Thursday, December 16, 2004

The White Noise Movie Site

The official White Noise movie website (see it here) is typical of the modern pre-release hollywood site. Lots of Flash and cool fancy graphics on the splash page with a list of needed plugins. But bandwidth issues will not deter me and I'm sure I have the latest players so I bravely venture on.

As I watch the countdown while the Flash player loads, I wonder again if this is another Blair Witch Project. I spent a night on their website the first time I saw the TV ad too and at first glance their "found footage" seemed pretty real. Their website had lot's of "evidence", a great story and a few experts to boot. For the first week I, like everyone else, thought this looked real until the story broke it was purely well crafted fiction and a clever marketing department.

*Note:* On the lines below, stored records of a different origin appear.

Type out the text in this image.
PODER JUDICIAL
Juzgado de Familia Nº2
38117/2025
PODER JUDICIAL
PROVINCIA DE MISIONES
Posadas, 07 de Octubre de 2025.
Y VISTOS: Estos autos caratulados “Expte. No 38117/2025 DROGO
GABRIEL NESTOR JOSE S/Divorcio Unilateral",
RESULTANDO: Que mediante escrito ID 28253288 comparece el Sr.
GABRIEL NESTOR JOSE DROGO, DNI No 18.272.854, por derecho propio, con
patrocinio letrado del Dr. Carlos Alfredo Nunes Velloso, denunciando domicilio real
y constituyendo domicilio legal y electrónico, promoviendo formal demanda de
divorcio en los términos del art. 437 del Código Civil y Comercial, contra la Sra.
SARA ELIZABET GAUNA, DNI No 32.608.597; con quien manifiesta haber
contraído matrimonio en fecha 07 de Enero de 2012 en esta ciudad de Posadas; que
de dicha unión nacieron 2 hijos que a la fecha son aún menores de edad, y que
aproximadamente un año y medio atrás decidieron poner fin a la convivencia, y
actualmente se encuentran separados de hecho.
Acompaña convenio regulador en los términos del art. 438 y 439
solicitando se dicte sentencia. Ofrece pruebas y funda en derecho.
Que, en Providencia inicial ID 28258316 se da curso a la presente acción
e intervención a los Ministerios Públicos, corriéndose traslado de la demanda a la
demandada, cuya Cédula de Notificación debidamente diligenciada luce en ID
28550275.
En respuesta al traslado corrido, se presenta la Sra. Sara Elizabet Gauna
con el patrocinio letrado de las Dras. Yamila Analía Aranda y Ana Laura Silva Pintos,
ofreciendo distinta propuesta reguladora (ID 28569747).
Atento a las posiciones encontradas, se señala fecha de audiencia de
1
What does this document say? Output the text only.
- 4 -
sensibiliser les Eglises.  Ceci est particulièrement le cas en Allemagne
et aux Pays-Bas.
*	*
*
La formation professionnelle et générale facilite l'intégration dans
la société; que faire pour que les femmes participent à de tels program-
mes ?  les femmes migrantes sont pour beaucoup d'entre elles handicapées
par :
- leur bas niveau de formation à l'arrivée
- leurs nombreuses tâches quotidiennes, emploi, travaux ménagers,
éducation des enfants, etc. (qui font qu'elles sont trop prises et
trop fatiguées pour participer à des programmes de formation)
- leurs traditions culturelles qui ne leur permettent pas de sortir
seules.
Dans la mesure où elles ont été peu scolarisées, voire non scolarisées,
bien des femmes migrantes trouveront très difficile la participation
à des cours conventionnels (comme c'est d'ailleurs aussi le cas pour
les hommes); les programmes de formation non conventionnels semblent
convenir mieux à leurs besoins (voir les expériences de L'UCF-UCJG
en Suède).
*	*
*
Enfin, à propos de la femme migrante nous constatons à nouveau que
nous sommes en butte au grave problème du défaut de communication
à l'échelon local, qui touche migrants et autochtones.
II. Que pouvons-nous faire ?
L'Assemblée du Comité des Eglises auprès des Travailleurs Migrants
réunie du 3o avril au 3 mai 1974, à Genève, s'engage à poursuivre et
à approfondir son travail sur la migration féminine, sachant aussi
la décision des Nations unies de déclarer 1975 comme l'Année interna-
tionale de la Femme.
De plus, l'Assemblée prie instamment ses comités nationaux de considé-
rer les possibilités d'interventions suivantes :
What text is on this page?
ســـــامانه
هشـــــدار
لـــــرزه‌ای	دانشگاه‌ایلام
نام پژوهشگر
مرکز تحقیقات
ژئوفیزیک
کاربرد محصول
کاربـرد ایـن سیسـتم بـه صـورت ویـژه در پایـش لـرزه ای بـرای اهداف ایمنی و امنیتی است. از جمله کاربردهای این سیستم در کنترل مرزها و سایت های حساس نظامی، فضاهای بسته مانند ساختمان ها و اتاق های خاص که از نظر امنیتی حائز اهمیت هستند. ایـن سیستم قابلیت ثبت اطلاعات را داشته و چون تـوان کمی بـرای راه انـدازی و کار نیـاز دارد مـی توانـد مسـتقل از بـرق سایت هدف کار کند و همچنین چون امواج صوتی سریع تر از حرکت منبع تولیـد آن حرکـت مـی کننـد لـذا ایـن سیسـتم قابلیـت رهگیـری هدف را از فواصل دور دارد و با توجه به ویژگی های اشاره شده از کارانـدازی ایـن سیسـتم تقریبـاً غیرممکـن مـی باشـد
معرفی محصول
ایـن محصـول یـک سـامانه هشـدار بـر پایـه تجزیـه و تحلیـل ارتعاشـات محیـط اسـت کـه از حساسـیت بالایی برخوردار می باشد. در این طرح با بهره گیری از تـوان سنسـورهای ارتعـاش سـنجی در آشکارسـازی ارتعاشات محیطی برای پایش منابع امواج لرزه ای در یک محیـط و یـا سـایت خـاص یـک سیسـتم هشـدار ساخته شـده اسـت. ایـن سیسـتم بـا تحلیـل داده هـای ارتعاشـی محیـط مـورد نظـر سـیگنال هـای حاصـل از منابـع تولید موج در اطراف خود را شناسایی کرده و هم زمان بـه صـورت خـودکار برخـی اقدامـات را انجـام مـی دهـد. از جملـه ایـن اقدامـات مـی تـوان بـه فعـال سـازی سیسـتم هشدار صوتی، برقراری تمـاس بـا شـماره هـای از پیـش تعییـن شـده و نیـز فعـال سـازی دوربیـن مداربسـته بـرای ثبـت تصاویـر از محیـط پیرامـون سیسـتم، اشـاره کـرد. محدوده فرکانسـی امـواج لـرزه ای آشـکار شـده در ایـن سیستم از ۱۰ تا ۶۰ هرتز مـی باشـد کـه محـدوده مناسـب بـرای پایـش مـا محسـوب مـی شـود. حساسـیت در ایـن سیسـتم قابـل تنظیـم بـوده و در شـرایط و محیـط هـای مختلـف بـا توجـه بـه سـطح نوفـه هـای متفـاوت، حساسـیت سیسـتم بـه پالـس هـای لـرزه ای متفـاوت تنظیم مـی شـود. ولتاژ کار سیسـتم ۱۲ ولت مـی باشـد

At first glance though, you realize White Noise will be different. This is obviously a movie where paranormal activity is simply used in the plot to help give everyone a good scare. There will be no "actual footage" here and with Michael Keaton as the lead, it would be hard to pass this off as any type of "reality movie".

Michael Keaton plays architect Jonathan Rivers who is devastated by the disappearance and death of his wife, Anna (Chandra West). Jonathan is contacted by a man (Ian McNeice), who says he is receiving messages from Anna through EVP (Electronic Voice Phenomenon), the process through which the dead communicate with the living through household recording devices. At first skeptical, as any lawyer would be, Jonathan is soon convinced the messages are genuine and becomes obsessed with contacting his wife on his own. As he explores further into the world of EVP, he of course opens the door to some other dimension where something evil is lurking to scare us all to death. Standard horror movie fare.

I'm no expert, but I have always been interested in the paranormal and was surprised I had never heard of EVP before. Ok, I figure, a few ghost hunters said they recorded some things and some aspiring script writer took the idea and ran with it. The three samples on the White Noise movie site were very clear and must have been manufactured by a special effects team. There is no way any real recordings of the dead, if even possible, could be that clear.

I would soon learn otherwise as I continue my journey into the paranormal possibilities of regular old white noise.